If current trends continue, economic inactivity due to sickness could hit 4.3 million by the end of this Parliament and one step in the right direction would be for the Government to cut business taxes for those employers that prioritise and invest in the health and wellbeing of their workers.

This is a recommendation contained in the new 126-page report from the Institute for Public Policy Research (IPPR), Our Greatest Asset: the Final Report of the IPPR Commission on Health and Prosperity.

Based on three years of analysis, qualitative work, debate and stakeholder engagement, it concludes that better health will only be possible if the country moves “from a sickness model of health policy to a health creation one”.

As we reported recently, the number of working-age people getting health-related benefits in England and Wales has increased by 38% in just four years (see Research institute highlights huge rise in health-related benefit claims).

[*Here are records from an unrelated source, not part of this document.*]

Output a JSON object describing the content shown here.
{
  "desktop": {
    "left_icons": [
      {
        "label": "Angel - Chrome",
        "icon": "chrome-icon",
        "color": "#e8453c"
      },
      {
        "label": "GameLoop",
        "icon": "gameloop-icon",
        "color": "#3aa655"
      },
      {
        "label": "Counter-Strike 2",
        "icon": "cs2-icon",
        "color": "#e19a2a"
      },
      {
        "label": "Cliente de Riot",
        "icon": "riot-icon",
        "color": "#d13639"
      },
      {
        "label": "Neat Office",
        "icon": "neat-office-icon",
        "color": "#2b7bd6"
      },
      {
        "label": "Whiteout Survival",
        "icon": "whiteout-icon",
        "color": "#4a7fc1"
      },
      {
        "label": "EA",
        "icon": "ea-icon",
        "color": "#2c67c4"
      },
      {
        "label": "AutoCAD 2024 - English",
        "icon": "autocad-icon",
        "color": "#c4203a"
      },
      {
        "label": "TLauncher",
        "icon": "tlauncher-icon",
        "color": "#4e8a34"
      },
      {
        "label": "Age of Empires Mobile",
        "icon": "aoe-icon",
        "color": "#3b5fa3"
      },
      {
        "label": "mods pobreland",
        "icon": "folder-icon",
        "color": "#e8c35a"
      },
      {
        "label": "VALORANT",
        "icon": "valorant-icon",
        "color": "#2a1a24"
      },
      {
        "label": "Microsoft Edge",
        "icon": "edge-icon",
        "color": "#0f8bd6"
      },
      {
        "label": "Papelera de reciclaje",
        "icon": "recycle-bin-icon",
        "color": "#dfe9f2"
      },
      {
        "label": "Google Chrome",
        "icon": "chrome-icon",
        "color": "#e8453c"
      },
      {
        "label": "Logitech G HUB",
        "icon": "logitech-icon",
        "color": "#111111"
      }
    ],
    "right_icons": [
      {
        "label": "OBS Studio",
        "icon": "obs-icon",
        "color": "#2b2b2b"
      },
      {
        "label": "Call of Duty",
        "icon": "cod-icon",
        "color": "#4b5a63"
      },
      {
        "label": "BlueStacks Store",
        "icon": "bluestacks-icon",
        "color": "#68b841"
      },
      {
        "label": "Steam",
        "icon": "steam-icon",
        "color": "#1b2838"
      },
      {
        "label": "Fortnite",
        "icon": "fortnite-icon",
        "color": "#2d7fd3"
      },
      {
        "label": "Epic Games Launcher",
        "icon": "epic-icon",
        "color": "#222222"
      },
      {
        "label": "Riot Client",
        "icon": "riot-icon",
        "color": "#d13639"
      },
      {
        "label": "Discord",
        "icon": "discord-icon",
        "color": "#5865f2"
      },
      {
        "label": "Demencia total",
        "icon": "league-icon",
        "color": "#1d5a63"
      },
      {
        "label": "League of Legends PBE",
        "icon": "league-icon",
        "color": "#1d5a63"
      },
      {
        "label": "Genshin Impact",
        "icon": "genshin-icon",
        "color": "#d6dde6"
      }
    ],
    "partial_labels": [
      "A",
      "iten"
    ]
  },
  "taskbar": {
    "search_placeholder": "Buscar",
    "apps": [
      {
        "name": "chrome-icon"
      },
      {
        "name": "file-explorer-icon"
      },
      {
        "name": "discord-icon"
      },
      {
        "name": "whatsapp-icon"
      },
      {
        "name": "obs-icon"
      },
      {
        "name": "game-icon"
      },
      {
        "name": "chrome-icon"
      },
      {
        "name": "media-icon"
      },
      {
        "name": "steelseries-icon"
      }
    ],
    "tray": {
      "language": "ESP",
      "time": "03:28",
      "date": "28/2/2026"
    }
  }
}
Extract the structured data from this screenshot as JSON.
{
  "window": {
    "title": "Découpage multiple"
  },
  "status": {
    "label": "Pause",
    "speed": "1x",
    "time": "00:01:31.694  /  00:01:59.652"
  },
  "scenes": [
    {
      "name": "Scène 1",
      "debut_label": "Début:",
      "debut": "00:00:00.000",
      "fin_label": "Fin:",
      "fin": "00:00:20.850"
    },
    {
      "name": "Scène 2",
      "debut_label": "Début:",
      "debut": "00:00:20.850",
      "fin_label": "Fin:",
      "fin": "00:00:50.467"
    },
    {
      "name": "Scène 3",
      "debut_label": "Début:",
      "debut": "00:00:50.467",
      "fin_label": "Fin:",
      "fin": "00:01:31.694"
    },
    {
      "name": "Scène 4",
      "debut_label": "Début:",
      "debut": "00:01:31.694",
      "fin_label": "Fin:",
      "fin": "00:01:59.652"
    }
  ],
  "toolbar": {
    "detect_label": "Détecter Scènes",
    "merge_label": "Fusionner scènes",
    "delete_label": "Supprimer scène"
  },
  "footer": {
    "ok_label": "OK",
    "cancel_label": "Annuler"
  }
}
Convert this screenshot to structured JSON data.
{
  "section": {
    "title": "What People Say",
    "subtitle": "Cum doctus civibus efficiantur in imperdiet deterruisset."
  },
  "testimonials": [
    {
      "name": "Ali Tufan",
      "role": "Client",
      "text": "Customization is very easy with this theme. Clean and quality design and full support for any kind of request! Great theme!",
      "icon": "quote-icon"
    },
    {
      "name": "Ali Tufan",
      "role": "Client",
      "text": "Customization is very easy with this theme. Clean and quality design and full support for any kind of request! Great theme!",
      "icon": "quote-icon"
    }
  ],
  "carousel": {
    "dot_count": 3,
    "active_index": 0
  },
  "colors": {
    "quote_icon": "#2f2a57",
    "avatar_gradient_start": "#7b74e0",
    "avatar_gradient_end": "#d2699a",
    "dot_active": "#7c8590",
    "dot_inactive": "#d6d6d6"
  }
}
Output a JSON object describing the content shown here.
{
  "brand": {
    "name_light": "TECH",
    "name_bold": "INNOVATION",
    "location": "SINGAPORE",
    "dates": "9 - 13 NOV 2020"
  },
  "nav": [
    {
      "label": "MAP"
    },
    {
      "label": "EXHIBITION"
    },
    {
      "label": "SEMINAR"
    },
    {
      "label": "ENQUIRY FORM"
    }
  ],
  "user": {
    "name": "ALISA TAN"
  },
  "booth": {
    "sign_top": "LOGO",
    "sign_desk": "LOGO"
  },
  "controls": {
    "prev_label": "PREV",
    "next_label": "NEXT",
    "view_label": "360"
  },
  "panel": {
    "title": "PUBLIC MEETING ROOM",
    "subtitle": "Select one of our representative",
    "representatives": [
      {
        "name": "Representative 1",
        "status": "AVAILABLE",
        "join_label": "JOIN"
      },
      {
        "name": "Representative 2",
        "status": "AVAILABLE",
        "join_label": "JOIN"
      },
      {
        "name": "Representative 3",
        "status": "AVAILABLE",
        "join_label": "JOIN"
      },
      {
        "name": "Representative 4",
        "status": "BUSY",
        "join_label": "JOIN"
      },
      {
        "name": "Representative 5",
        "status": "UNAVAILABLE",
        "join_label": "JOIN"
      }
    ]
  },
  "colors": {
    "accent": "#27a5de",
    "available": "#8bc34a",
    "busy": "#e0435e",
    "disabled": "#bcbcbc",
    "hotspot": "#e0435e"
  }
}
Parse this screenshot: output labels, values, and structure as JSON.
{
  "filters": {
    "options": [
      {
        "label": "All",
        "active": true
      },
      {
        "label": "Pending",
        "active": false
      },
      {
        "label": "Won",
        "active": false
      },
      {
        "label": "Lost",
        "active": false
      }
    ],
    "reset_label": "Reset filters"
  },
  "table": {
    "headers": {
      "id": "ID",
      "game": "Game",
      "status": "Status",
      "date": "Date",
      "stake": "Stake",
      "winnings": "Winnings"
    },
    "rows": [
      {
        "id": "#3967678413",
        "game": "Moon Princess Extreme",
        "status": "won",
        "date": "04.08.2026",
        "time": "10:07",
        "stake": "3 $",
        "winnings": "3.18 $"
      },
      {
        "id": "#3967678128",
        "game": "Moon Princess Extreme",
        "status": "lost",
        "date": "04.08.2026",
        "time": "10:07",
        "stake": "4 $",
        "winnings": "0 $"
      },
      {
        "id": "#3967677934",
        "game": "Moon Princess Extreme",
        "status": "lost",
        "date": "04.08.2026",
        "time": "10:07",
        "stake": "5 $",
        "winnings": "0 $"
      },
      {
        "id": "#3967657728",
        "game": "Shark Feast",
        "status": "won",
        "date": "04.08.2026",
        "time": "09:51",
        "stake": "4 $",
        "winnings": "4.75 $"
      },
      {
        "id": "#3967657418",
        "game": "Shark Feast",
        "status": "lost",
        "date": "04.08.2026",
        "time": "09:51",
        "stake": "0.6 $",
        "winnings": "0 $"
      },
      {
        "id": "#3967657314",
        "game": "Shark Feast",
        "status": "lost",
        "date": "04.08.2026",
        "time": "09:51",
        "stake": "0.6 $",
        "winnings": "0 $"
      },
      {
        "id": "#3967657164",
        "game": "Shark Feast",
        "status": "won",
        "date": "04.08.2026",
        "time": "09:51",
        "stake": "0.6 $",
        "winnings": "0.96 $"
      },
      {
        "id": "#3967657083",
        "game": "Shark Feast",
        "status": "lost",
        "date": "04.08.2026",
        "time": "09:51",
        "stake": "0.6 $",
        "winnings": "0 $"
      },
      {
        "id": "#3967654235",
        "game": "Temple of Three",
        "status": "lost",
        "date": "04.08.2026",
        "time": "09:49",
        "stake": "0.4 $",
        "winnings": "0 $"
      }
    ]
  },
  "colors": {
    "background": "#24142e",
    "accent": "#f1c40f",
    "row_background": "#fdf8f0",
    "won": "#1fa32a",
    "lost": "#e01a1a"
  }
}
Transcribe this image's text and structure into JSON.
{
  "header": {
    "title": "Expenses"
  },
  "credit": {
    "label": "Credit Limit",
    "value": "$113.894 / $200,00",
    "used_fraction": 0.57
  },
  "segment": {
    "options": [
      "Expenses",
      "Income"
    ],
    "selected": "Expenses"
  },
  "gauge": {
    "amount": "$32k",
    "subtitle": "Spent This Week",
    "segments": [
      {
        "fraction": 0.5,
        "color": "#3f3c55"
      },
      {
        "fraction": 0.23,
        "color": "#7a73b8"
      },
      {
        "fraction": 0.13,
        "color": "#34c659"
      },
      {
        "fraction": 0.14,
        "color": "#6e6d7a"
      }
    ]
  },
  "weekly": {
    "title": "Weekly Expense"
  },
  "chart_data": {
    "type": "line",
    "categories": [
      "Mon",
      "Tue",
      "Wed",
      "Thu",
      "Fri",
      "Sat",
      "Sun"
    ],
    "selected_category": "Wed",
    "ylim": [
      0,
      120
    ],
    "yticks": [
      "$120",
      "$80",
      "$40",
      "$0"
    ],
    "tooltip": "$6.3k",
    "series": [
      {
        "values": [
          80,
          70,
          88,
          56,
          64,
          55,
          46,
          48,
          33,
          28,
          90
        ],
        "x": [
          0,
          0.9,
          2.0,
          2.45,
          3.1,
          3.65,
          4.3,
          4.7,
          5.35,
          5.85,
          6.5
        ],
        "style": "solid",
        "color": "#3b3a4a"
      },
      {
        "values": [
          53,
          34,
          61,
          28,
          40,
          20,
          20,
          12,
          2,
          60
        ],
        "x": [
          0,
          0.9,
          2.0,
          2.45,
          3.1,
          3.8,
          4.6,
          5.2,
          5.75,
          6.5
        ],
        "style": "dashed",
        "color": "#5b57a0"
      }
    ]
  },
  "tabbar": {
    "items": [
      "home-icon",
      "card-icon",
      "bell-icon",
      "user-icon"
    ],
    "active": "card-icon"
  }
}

The IPPR report agrees that the UK is becoming the “sick man of Europe”, with long-term health conditions rising, economic inactivity increasing and a growing mental health crisis.

The IPPR Commission, which began working in early 2022 and was first to identify economic inactivity due to sickness as a major post-pandemic challenge, has concluded that better health is Britain’s greatest untapped path to prosperity.

Among other recommendations, it is calling on the Government to provide a firm commitment of a guaranteed period where people in receipt of benefits have the “right to try” work with no risk to welfare status or award level, lasting months and for everyone with a long-term condition or disability.